Random selection is rarely the primary algorithm, but it appears in two important contexts. First, as a tiebreaker when other algorithms produce equal candidates. Second, in the power of two random choices algorithm: pick two servers at random, then send the request to whichever has fewer connections. This achieves near-optimal load distribution with minimal coordination, and it is used in systems like Envoy proxy.
Comparison Table
| Algorithm | How It Works | Best For | Fails When |
|---|---|---|---|
| Round-robin | Sequential rotation through server list | Identical servers, uniform request cost | Servers differ in capacity or requests differ in cost |
| Weighted round-robin | Round-robin proportional to configured weights | Heterogeneous server fleet with known capacity ratios | Runtime conditions change (weights are static) |
| Least connections | Route to server with fewest active connections | Variable request durations, long-lived connections | Servers have unequal capacity (use weighted variant) |
| IP hash | Hash client IP to deterministically select server | Session affinity without shared session store | Uneven IP distribution (NAT), server pool changes |
| Random | Pick a server at random | Tiebreaking, "power of two choices" variant | Small request volumes (randomness needs large N to converge) |
Choosing an Algorithm
Start with these questions:
- Are all servers identical? If yes, round-robin or least connections. If no, use a weighted variant.
- Do requests vary in processing time? If yes, least connections outperforms round-robin. If no, round-robin is simpler and sufficient.
- Do you need session affinity? If yes, IP hash or sticky sessions at the load balancer level. If no, connection-based algorithms are more efficient.
- Is the server pool stable? If servers are frequently added and removed (autoscaling), IP hash will cause frequent remapping. Least connections adapts naturally.
Systems Thinking Lens
The load balancing algorithm is a control mechanism in a feedback loop. The system measures some signal (connection count, server order, client IP) and uses it to make a routing decision. The quality of that signal determines the quality of the decision.
Round-robin uses no signal at all.
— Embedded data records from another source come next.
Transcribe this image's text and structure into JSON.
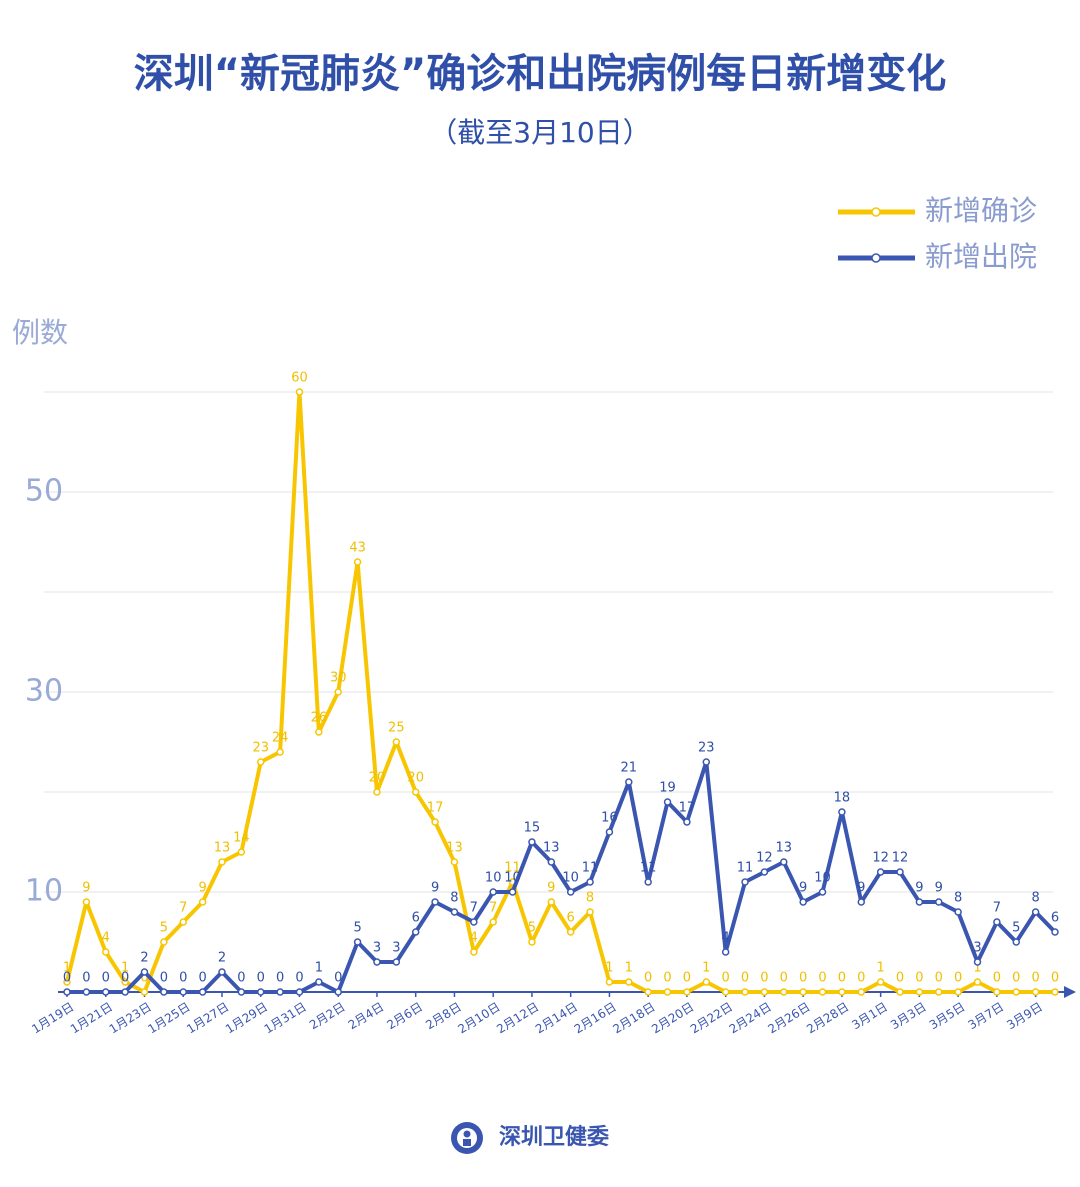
{
  "chart_data": {
    "type": "line",
    "title": "深圳“新冠肺炎”确诊和出院病例每日新增变化",
    "subtitle": "（截至3月10日）",
    "y_label": "例数",
    "categories": [
      "1月19日",
      null,
      "1月21日",
      null,
      "1月23日",
      null,
      "1月25日",
      null,
      "1月27日",
      null,
      "1月29日",
      null,
      "1月31日",
      null,
      "2月2日",
      null,
      "2月4日",
      null,
      "2月6日",
      null,
      "2月8日",
      null,
      "2月10日",
      null,
      "2月12日",
      null,
      "2月14日",
      null,
      "2月16日",
      null,
      "2月18日",
      null,
      "2月20日",
      null,
      "2月22日",
      null,
      "2月24日",
      null,
      "2月26日",
      null,
      "2月28日",
      null,
      "3月1日",
      null,
      "3月3日",
      null,
      "3月5日",
      null,
      "3月7日",
      null,
      "3月9日",
      null
    ],
    "series": [
      {
        "name": "新增确诊",
        "color": "#f7c600",
        "values": [
          1,
          9,
          4,
          1,
          0,
          5,
          7,
          9,
          13,
          14,
          23,
          24,
          60,
          26,
          30,
          43,
          20,
          25,
          20,
          17,
          13,
          4,
          7,
          11,
          5,
          9,
          6,
          8,
          1,
          1,
          0,
          0,
          0,
          1,
          0,
          0,
          0,
          0,
          0,
          0,
          0,
          0,
          1,
          0,
          0,
          0,
          0,
          1,
          0,
          0,
          0,
          0
        ]
      },
      {
        "name": "新增出院",
        "color": "#3a56b0",
        "values": [
          0,
          0,
          0,
          0,
          2,
          0,
          0,
          0,
          2,
          0,
          0,
          0,
          0,
          1,
          0,
          5,
          3,
          3,
          6,
          9,
          8,
          7,
          10,
          10,
          15,
          13,
          10,
          11,
          16,
          21,
          11,
          19,
          17,
          23,
          4,
          11,
          12,
          13,
          9,
          10,
          18,
          9,
          12,
          12,
          9,
          9,
          8,
          3,
          7,
          5,
          8,
          6
        ]
      }
    ],
    "ylim": [
      0,
      60
    ],
    "yticks": [
      10,
      30,
      50
    ],
    "grid_lines": [
      10,
      20,
      30,
      40,
      50,
      60
    ],
    "legend": "top-right",
    "source": "深圳卫健委"
  }
}
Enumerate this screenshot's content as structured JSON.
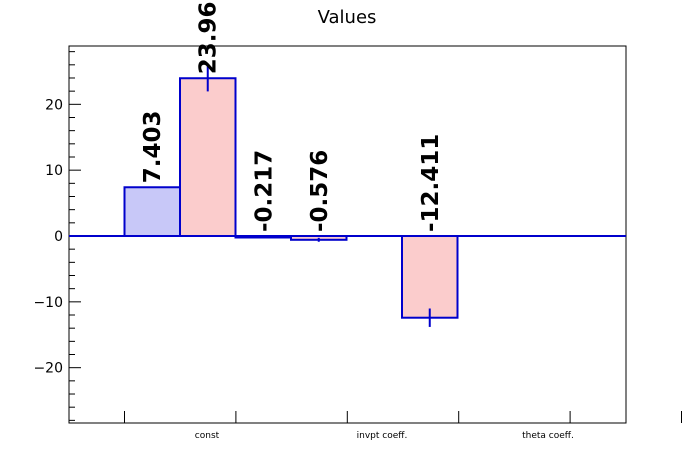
{
  "chart_data": {
    "type": "bar",
    "title": "Values",
    "categories": [
      "const",
      "invpt coeff.",
      "theta coeff."
    ],
    "ylim": [
      -28.5,
      28.5
    ],
    "yticks": [
      -20,
      -10,
      0,
      10,
      20
    ],
    "ytick_labels": [
      "−20",
      "−10",
      "0",
      "10",
      "20"
    ],
    "grid": false,
    "series": [
      {
        "fill": "#c8c8f8",
        "stroke": "#0000cc",
        "values": [
          7.403,
          -0.217,
          null
        ],
        "errors": [
          null,
          null,
          null
        ],
        "labels": [
          "7.403",
          "-0.217",
          ""
        ]
      },
      {
        "fill": "#fbcccc",
        "stroke": "#0000cc",
        "values": [
          23.961,
          -0.576,
          -12.411
        ],
        "errors": [
          2.0,
          0.3,
          1.4
        ],
        "labels": [
          "23.961",
          "-0.576",
          "-12.411"
        ]
      }
    ],
    "zero_line_color": "#0000cc"
  }
}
It is open-loop control: distribute evenly and hope for the best. Least connections closes the loop by measuring actual server state. IP hash closes a different loop: ensuring client-server affinity.
When you see a system with uneven load despite a load balancer, the first question is: what signal is the algorithm using, and does that signal actually correlate with server load? If the algorithm is round-robin and one server is overloaded, the algorithm literally cannot see the problem. Switching to least connections adds the feedback the system needs to self-correct.
Further Reading
- NGINX, Using nginx as HTTP Load Balancer. Official documentation covering round-robin, least-connected, and IP hash configuration.
- NGINX, HTTP Load Balancing. Extended guide covering weighted methods, health checks, and session persistence.
- AWS, What Is Load Balancing?. Overview of load balancing concepts and algorithm types.
- Sam Rose, Load Balancing. Interactive visual explanation of load balancing algorithms with animated simulations.
- Wikipedia, Load Balancing (Computing). Comprehensive reference covering all major algorithms and their formal properties.
Assignment
You have three servers behind a load balancer:
- Server A: 8 cores, 32 GB RAM
- Server B: 8 cores, 32 GB RAM
- Server C: 16 cores, 64 GB RAM (twice the capacity of A or B)
Answer the following:
- Which load balancing algorithm would you choose for this fleet? What weights would you assign?
- If you used plain round-robin instead, what would happen to Server A and Server B during peak traffic? What would happen to Server C?
- Now suppose requests vary wildly in cost: some take 10ms and others take 5 seconds. Does your answer to question 1 change? If so, what algorithm would you use instead, and why?